- Dollar-Cost Averaging is an investment strategy for long-term value investing, not short-term gains.
- Dollar-Cost Averaging is a good approach for inexperienced or passive investors.
- Dollar-cost averaging in Bitcoin can generate high growth for investors.
What is Dollar-Cost Averaging?
Dollar-cost averaging, also known as the constant dollar plan, is an investment strategy wherein an investor divides their planned total investment amount into periodic payments. These payments are usually made monthly or weekly, and can be automated with select investment partners. An investor will choose a dollar-cost averaging strategy in an effort to reach their total investment goal while mitigating the risk associated with the volatility of the asset price. Dollar-cost averaging is a value investing strategy most beneficial for an investor seeking long-term value from their investment.
This strategy is used in 401(k) plans because the money is invested on regular intervals based on paychecks. Doll-Cost averaging makes sense under the assumption that the chosen asset will increase in value long-term, but will experience volatility along the way.
What are the Benefits of Dollar-Cost Averaging?
There are many benefits to dollar-cost averaging that make it an attractive investment strategy for investors:
Automation. Purchase can be scheduled for set time intervals throughyour River investment account, allowing your investment to grow with relatively little oversight.
- Lower Risk. Dollar-cost averaging allows investors to mitigate risk by buying at many different prices as the price of the asset fluctuates between their recurring purchases. In this way, dollar-cost averaging can lower an investor’s exposure to volatility and keep their average cost basis closer to the current price of the asset.Without dollar-cost averaging an investor runs the risk of buying a large quantity of an asset near a local price maximum.

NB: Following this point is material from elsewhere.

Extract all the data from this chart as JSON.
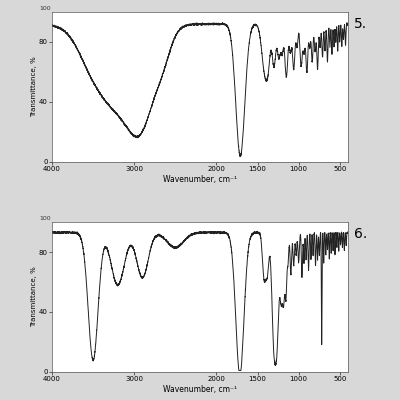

- Passivity and Simplicity. Because dollar-cost averaging is a long-term investment strategy that isn’t based on purchasing at specific price points, it requires less attention, expertise, and analysis from an investor. Combine these qualities with automation, and it’s possible to achieve long-term asset growth without having to commit much oversight to your investment.

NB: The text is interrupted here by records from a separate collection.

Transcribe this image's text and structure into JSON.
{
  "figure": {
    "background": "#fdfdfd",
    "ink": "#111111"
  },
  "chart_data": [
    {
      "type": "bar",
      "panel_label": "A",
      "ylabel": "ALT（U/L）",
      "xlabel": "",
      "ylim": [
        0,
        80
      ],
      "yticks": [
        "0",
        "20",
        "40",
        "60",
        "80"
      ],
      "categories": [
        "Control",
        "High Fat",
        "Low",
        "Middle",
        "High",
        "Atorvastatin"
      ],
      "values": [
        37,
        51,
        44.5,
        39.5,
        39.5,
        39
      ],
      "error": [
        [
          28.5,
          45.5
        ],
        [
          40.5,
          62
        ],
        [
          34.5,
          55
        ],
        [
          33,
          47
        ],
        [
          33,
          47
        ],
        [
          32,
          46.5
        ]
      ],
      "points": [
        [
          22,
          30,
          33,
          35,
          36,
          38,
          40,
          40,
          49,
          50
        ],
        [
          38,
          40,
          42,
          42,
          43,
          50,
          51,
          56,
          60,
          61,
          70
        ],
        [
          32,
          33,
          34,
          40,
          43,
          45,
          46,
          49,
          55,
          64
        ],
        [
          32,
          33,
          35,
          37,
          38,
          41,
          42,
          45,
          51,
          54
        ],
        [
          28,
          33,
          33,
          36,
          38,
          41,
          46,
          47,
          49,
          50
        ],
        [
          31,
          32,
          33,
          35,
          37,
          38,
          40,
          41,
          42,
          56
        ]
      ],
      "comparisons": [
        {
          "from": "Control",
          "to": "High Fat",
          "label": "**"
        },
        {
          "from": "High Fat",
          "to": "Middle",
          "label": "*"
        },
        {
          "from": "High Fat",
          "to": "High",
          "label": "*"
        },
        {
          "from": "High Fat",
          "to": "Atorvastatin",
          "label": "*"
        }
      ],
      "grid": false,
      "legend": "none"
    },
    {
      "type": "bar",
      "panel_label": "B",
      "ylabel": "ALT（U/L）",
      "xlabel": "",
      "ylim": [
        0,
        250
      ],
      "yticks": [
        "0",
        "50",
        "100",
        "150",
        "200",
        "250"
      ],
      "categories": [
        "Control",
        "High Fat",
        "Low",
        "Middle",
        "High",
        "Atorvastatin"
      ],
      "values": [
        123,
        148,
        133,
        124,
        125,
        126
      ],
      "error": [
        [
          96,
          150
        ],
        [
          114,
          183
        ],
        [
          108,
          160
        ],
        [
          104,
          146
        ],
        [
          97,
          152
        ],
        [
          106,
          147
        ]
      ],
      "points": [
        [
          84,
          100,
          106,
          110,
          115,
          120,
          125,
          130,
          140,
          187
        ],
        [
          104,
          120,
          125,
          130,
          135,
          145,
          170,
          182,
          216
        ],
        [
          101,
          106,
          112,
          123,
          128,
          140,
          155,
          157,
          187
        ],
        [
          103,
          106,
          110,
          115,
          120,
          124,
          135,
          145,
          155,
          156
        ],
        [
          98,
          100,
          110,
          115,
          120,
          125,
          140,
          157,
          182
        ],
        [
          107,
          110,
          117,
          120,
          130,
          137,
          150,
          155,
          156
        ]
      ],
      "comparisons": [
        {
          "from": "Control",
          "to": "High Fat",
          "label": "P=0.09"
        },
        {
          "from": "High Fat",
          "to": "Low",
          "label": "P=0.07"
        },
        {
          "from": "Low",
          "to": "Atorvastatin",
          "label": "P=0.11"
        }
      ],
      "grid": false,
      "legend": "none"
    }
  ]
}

To illustrate the outcome of dollar-cost averaging into Bitcoin, let us examine a historical example. An investor wants to invest $12,000 in Bitcoin over a 12-month period, beginning in October 2018. One year later, the investor’s original $12,000 investment, invested at a rate of $1,000 per month, would be worth $21,742.26.
Despite the volatility of Bitcoin’s price during this period of time, dollar-cost averaging allowed the investor to manage the risk and achieve long-term growth of their investment. Alternatively, if the investor had invested all $12,000.00 upfront it would only be worth $15,143.56 one year later.

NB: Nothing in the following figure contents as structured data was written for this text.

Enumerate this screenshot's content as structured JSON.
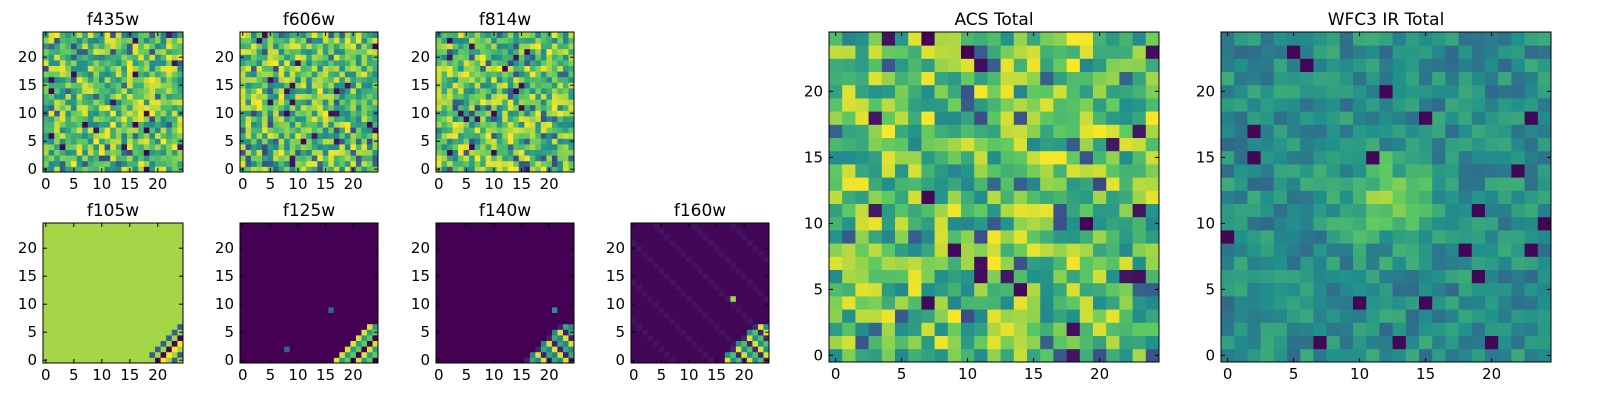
{
  "chart_data": [
    {
      "type": "heatmap",
      "title": "f435w",
      "xticks": [
        0,
        5,
        10,
        15,
        20
      ],
      "yticks": [
        0,
        5,
        10,
        15,
        20
      ],
      "xlim": [
        -0.5,
        24.5
      ],
      "ylim": [
        -0.5,
        24.5
      ],
      "grid": false
    },
    {
      "type": "heatmap",
      "title": "f606w",
      "xticks": [
        0,
        5,
        10,
        15,
        20
      ],
      "yticks": [
        0,
        5,
        10,
        15,
        20
      ],
      "xlim": [
        -0.5,
        24.5
      ],
      "ylim": [
        -0.5,
        24.5
      ],
      "grid": false
    },
    {
      "type": "heatmap",
      "title": "f814w",
      "xticks": [
        0,
        5,
        10,
        15,
        20
      ],
      "yticks": [
        0,
        5,
        10,
        15,
        20
      ],
      "xlim": [
        -0.5,
        24.5
      ],
      "ylim": [
        -0.5,
        24.5
      ],
      "grid": false
    },
    {
      "type": "heatmap",
      "title": "f105w",
      "xticks": [
        0,
        5,
        10,
        15,
        20
      ],
      "yticks": [
        0,
        5,
        10,
        15,
        20
      ],
      "xlim": [
        -0.5,
        24.5
      ],
      "ylim": [
        -0.5,
        24.5
      ],
      "grid": false
    },
    {
      "type": "heatmap",
      "title": "f125w",
      "xticks": [
        0,
        5,
        10,
        15,
        20
      ],
      "yticks": [
        0,
        5,
        10,
        15,
        20
      ],
      "xlim": [
        -0.5,
        24.5
      ],
      "ylim": [
        -0.5,
        24.5
      ],
      "grid": false
    },
    {
      "type": "heatmap",
      "title": "f140w",
      "xticks": [
        0,
        5,
        10,
        15,
        20
      ],
      "yticks": [
        0,
        5,
        10,
        15,
        20
      ],
      "xlim": [
        -0.5,
        24.5
      ],
      "ylim": [
        -0.5,
        24.5
      ],
      "grid": false
    },
    {
      "type": "heatmap",
      "title": "f160w",
      "xticks": [
        0,
        5,
        10,
        15,
        20
      ],
      "yticks": [
        0,
        5,
        10,
        15,
        20
      ],
      "xlim": [
        -0.5,
        24.5
      ],
      "ylim": [
        -0.5,
        24.5
      ],
      "grid": false
    },
    {
      "type": "heatmap",
      "title": "ACS Total",
      "xticks": [
        0,
        5,
        10,
        15,
        20
      ],
      "yticks": [
        0,
        5,
        10,
        15,
        20
      ],
      "xlim": [
        -0.5,
        24.5
      ],
      "ylim": [
        -0.5,
        24.5
      ],
      "grid": false
    },
    {
      "type": "heatmap",
      "title": "WFC3 IR Total",
      "xticks": [
        0,
        5,
        10,
        15,
        20
      ],
      "yticks": [
        0,
        5,
        10,
        15,
        20
      ],
      "xlim": [
        -0.5,
        24.5
      ],
      "ylim": [
        -0.5,
        24.5
      ],
      "grid": false
    }
  ],
  "colormap": [
    "#440154",
    "#3b528b",
    "#21918c",
    "#5ec962",
    "#fde725"
  ]
}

Dollar-cost averaging removes emotions from trading. Many investors attempting to time the market will sell when a price is low out of panic or buy when a price is high due to fear of missing out. Trying to time the market often harms investors long-term returns. Dollar-cost averaging eliminates the need to time the market.
What are the Drawbacks of Dollar-Cost Averaging?
Dollar-cost averaging is known for being a straightforward, lower-risk long-term investment strategy. However, it’s not the right investment strategy for every investor. Depending on your investment goals, there are some facets of dollar-cost averaging worth considering before investing:
- Mild Returns. Dollar-cost averaging can successfully circumvent an asset’s volatility, but in doing so it misses out on ultra-high returns in favor of more normative return rates. If an investor is seeking a high investment return, dollar-cost averaging may not be the best strategy.
- Higher Fees. When dollar-cost averaging, the investment made in each period is much lower than a lump-sum investment. As such, fees might be higher when buying in smaller amounts. If an investor is investing with a financial institution that charges higher relative fees for smaller amounts, or is generally weary of paying fees, there may be more efficient investment strategies for them.
- Capital Inefficiency. Properly deployed capital is expected to increase in value over time. For this reason money today is always better than money tomorrow. However, dollar-cost averaging delays the time to capital deployment, negating the value of having money which could have been invested earlier.
Why DCA Bitcoin?
Dollar-cost averaging is a widely-used investment strategy across many asset classes, as well as Bitcoin. Dollar-cost averaging is well suited for Bitcoin because Bitcoin is a volatile asset. It’s small market cap means the market can be moved by relatively small purchases. Dollar-cost averaging into Bitcoin allows inexperienced traders to participate in the growth opportunities of Bitcoin without being overwhelmed by price fluctuations and the intensive market analysis needed in alternative investment strategies. In addition, the projected long-term growth of Bitcoin is substantive, and dollar-cost averaging can position investors to realize these long-term gains for themselves while minimizing short-term volatility.
Notice: River Financial does not provide investment, financial, tax, or legal advice. The information provided is general and illustrative in nature and therefore is not intended to provide, and should not be relied on for, tax advice. We encourage you to consult the appropriate tax professional to understand your personal tax circumstances.